Les moteurs Mototrans comportent d’ailleurs des modifications à ce niveau.
Quant à la boite de vitesse, elle fût dans un premier temps empruntée au vieux 450 mono ainsi que le mécanisme d’embrayage.
l’ensemble cylindres-embiellage et la boite de vitesse deuxième type
Tout était réellement conçu à l’économie, sans souci d’accessibilité. Si on compare ce moteur à celui très sophistiqué (et plus fiable) de la 450 Honda pourtant conçu quelques années avant, sa rusticité est évidente...Le pricipe qui a dominé cette conception étant de réduire au maximum le nombre, le prix de pièces et les temps d’usinage. L'étude de ce moteur semble avoir été baclée par Ricardo, mais il est probable que Ducati l'ait négociée au prix le plus bas possible..
Pour être fiable, un parallel-twin performant aurait nécessité une lubrification mieux conçue et un vilebrequin à trois ou quatre paliers monté sur roulements à billes, comme par exemple les 500 et 750 Laverda.
Pour la partie-cycle:
On renforça l’épine dorsale et l’arrière du cadre simple berceau interrompu des monos, et le reste fut prélevé "de bric et de broc" sur la production: suspensions Marzocchi, des roues à rayons, quelques accessoires de 860 et divers composants bon marché. On trouvait tout de même un freinage avant à disque Brembo (simple sur la 350).
Pour finir le design de la GTL fut confié à Giugiaro qui avait déjà sévi sur les 860 : désastreux !
Une mise au point laborieuse:
Mais entre les premiers prototypes du moteur et la mise en production, la mise au point fut laborieuse. Au départ le vilebrequin était calé à 360°, et pour lutter contre les vibrations deux arbres d’équilibrage entraînés chacun par un pignon prenaient place curieusement en dessous (ce qui au passage réduisait la hauteur disponible pour l'huile dans le carter).
Mais, mal conçus, ils n’ont jamais fonctionné correctement: ils étaient très bruyants et faisaient chauffer l’huile.
(alors que l’unique arbre d’équilibrage de la Laverda 500 twin calé à 180° fonctionnait parfaitement)

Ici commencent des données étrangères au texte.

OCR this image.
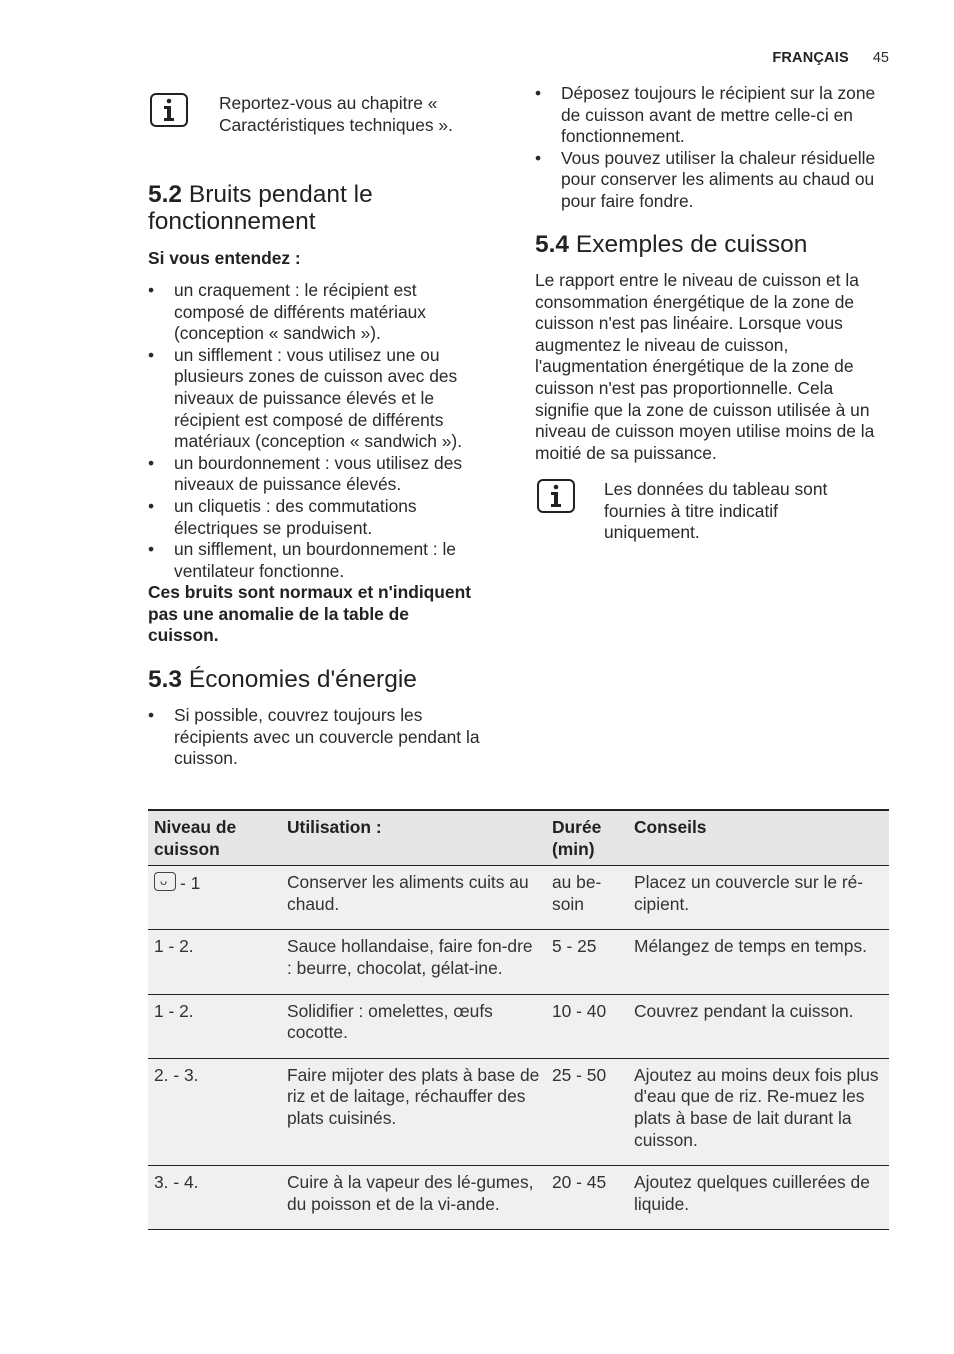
FRANÇAIS 45
Reportez-vous au chapitre « Caractéristiques techniques ».
5.2 Bruits pendant le fonctionnement
Si vous entendez :
• un craquement : le récipient est composé de différents matériaux (conception « sandwich »).
• un sifflement : vous utilisez une ou plusieurs zones de cuisson avec des niveaux de puissance élevés et le récipient est composé de différents matériaux (conception « sandwich »).
• un bourdonnement : vous utilisez des niveaux de puissance élevés.
• un cliquetis : des commutations électriques se produisent.
• un sifflement, un bourdonnement : le ventilateur fonctionne.
Ces bruits sont normaux et n'indiquent pas une anomalie de la table de cuisson.
5.3 Économies d'énergie
• Si possible, couvrez toujours les récipients avec un couvercle pendant la cuisson.
• Déposez toujours le récipient sur la zone de cuisson avant de mettre celle-ci en fonctionnement.
• Vous pouvez utiliser la chaleur résiduelle pour conserver les aliments au chaud ou pour faire fondre.
5.4 Exemples de cuisson

Le rapport entre le niveau de cuisson et la consommation énergétique de la zone de cuisson n'est pas linéaire. Lorsque vous augmentez le niveau de cuisson, l'augmentation énergétique de la zone de cuisson n'est pas proportionnelle. Cela signifie que la zone de cuisson utilisée à un niveau de cuisson moyen utilise moins de la moitié de sa puissance.

Les données du tableau sont fournies à titre indicatif uniquement.
Niveau de cuisson	Utilisation :	Durée (min)	Conseils
ᴗ- 1	Conserver les aliments cuits au chaud.	au be-soin	Placez un couvercle sur le ré-cipient.
1 - 2.	Sauce hollandaise, faire fon-dre : beurre, chocolat, gélat-ine.	5 - 25	Mélangez de temps en temps.
1 - 2.	Solidifier : omelettes, œufs cocotte.	10 - 40	Couvrez pendant la cuisson.
2. - 3.	Faire mijoter des plats à base de riz et de laitage, réchauffer des plats cuisinés.	25 - 50	Ajoutez au moins deux fois plus d'eau que de riz. Re-muez les plats à base de lait durant la cuisson.
3. - 4.	Cuire à la vapeur des lé-gumes, du poisson et de la vi-ande.	20 - 45	Ajoutez quelques cuillerées de liquide.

On essaya alors de passer à un seul balancier, pour finalement y renoncer complètement et se résoudre à adopter cet horrible vilebrequin calé à 180° et tant pis pour les vibrations. D’ailleurs, la fonderie des carters n’a même pas été modifiée et les bossages destinées à recevoir les roulements de ces balanciers d’équilibrage sont toujours là, comme le plafond du carter d’huile ridiculement bas, qui aurait pu être surélevé à l’occasion, mais il était trop tard pour modifier les fonderies.
(voir rubrique "une conception douloureuse")
Aux dires de l’usine, durant les essais au banc il s’avéra d’une solidité à toute épreuve et supporta soit-disant 11.500 t/mn sans casser. On a du mal à y croire, ça semble même être de la pure "intox", car en verité sur les premiers modèles les casses de bielles et de vilebrequin étaient fréquentes.
Soit disant peu de problèmes de fiabilité seraient apparus aux essais certainement trop brefs. On a du soigneusement oublier les essais d’endurance par peur des résultats. En pratique, au début les vilebrequins cassaient souvent avant 1000 km !
En fin de compte, on sent bien que contrairement à la Pantah, cette machine à été conçue avec des impératifs de délais trop courts, à tel point qu’elle était prête (enfin, presque.. ) longtemps avant les chaînes de montage destinées à la produire. En réalité, les dessins ont été gelés et la production en série des pièces lancée trop tôt, alors qu’une fiabilité correcte était bien loin d’être atteinte.
Les ingénieurs étaient certainement conscients de la situation, mais préféraient fermer les yeux pour ne pas se ridiculiser à leur tour vis à vis de la direction qui éspérait bien que cette gamme allait relancer la marque. Des mois avant le début du montage à la chaine des premières machines, des centaines de pièces et des carters avaient deja été usinés malgré de gros défauts de fonderie.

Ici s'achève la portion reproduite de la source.